The beauty of WireGuard is its simplicity. But it also leaves all questions about key distribution, peer management and IP address assignment to the upper layers. For the moment NetworkManager does not provide additional logic on top of WireGuard and exposes just the plain settings. This leaves the user (or external tools) to manually distribute private keys and configure peers, IP addresses and routing. I expect that as WireGuard matures there will be schemes for simplifying this and NetworkManager may implement such protocols or functionality.

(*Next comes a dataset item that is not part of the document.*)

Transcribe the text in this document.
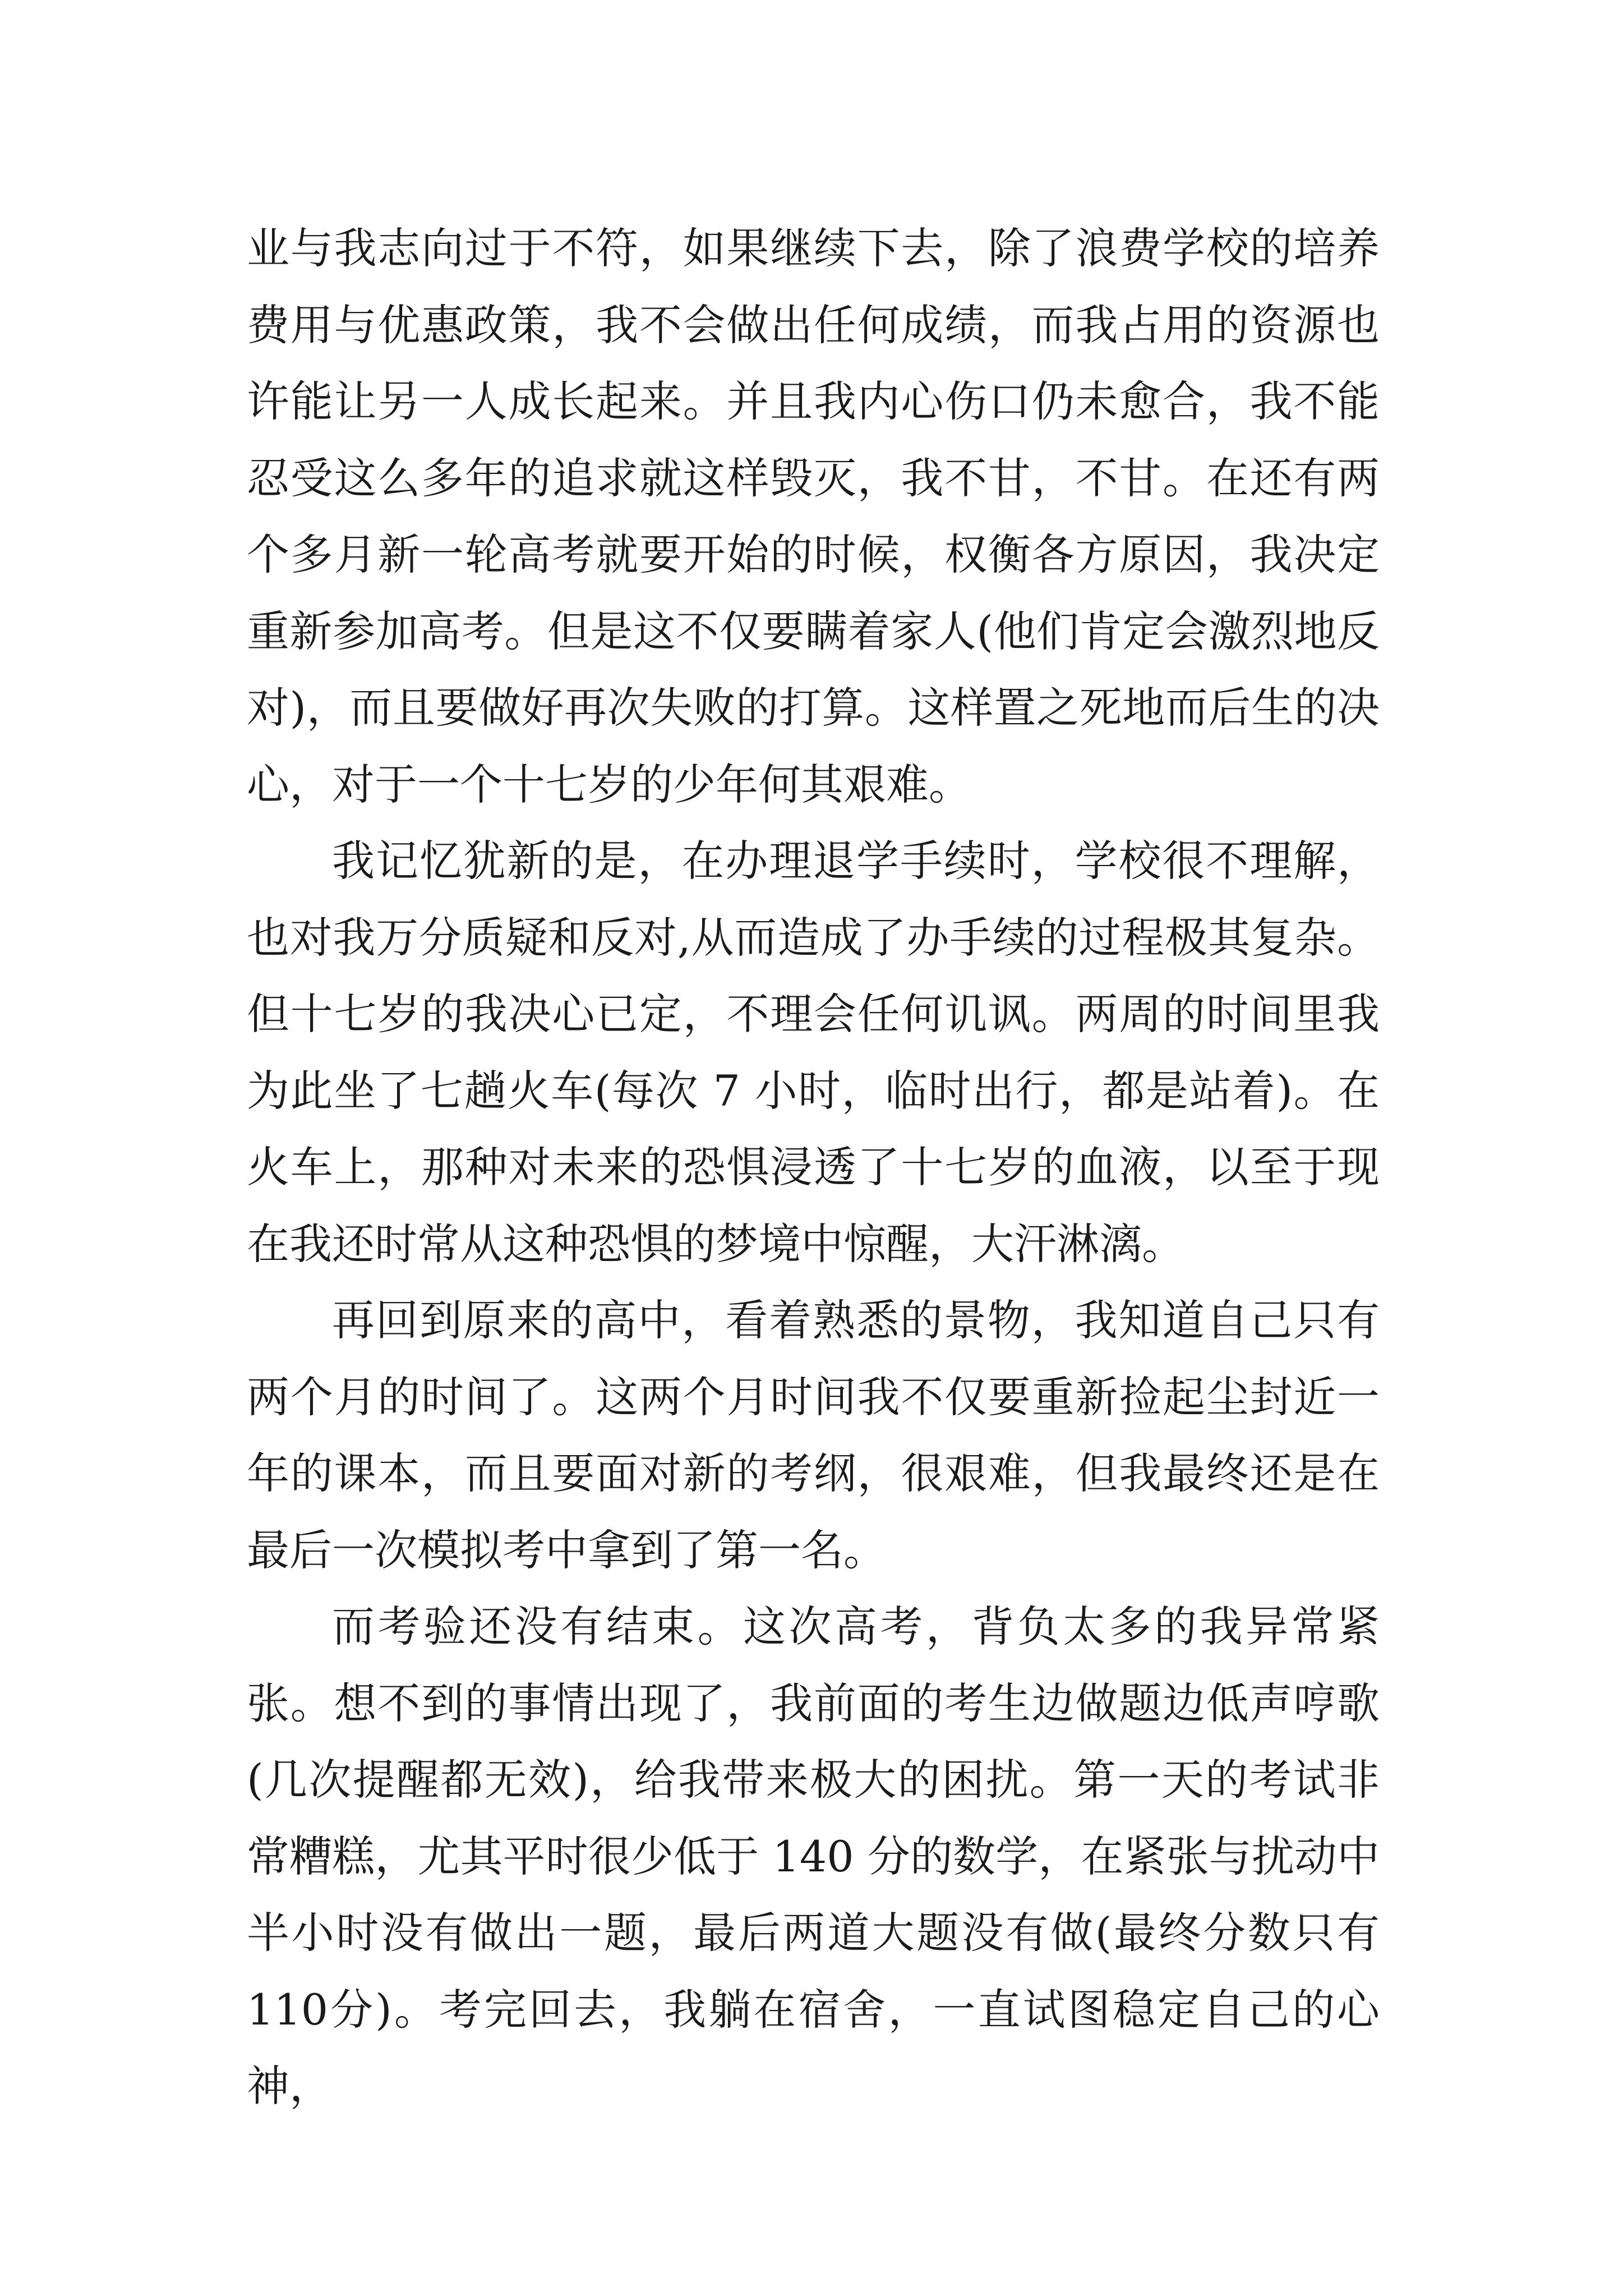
业与我志向过于不符，如果继续下去，除了浪费学校的培养费用与优惠政策，我不会做出任何成绩，而我占用的资源也许能让另一人成长起来。并且我内心伤口仍未愈合，我不能忍受这么多年的追求就这样毁灭，我不甘，不甘。在还有两个多月新一轮高考就要开始的时候，权衡各方原因，我决定重新参加高考。但是这不仅要瞒着家人(他们肯定会激烈地反对)，而且要做好再次失败的打算。这样置之死地而后生的决心，对于一个十七岁的少年何其艰难。

我记忆犹新的是，在办理退学手续时，学校很不理解，也对我万分质疑和反对,从而造成了办手续的过程极其复杂。但十七岁的我决心已定，不理会任何讥讽。两周的时间里我为此坐了七趟火车(每次 7 小时，临时出行，都是站着)。在火车上，那种对未来的恐惧浸透了十七岁的血液，以至于现在我还时常从这种恐惧的梦境中惊醒，大汗淋漓。

再回到原来的高中，看着熟悉的景物，我知道自己只有两个月的时间了。这两个月时间我不仅要重新捡起尘封近一年的课本，而且要面对新的考纲，很艰难，但我最终还是在最后一次模拟考中拿到了第一名。

而考验还没有结束。这次高考，背负太多的我异常紧张。想不到的事情出现了，我前面的考生边做题边低声哼歌(几次提醒都无效)，给我带来极大的困扰。第一天的考试非常糟糕，尤其平时很少低于 140 分的数学，在紧张与扰动中半小时没有做出一题，最后两道大题没有做(最终分数只有 110分)。考完回去，我躺在宿舍，一直试图稳定自己的心神，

But NetworkManager won’t come up with a homegrown, non-standard way of doing this.

WireGuard is Layer3 only. That means you cannot run DHCP on a WireGuard link and ipv4.method=auto is not a valid configuration. Instead, you have to configure static addresses or IPv6 link local addresses.

Namespaces

WireGuard, like most tunnel based solutions, have neat applications regarding networking namespaces. This is not implemented in NetworkManager yet, but we would be interested to do so. Note that this isn’t specific to WireGuard tunnels and namespace isolation would be a useful feature in general.

What’s next?

  • Add support for policy-routing rules (rhbz#1652653).
  • Automatically help avoiding routing loops when routing all traffic.
  • Add nmcli support for configuring WireGuard peers.
  • Add WireGuard support to other NetworkManager clients, like nm-connection-editor.
  • See where management tools for WireGuard go and what NetworkManager can do to simplify management of keys, peers and addressing.
  • Provide an API in NetworkManager to isolate networks via networking namespaces. This is not specific to WireGuard but will be useful in that context.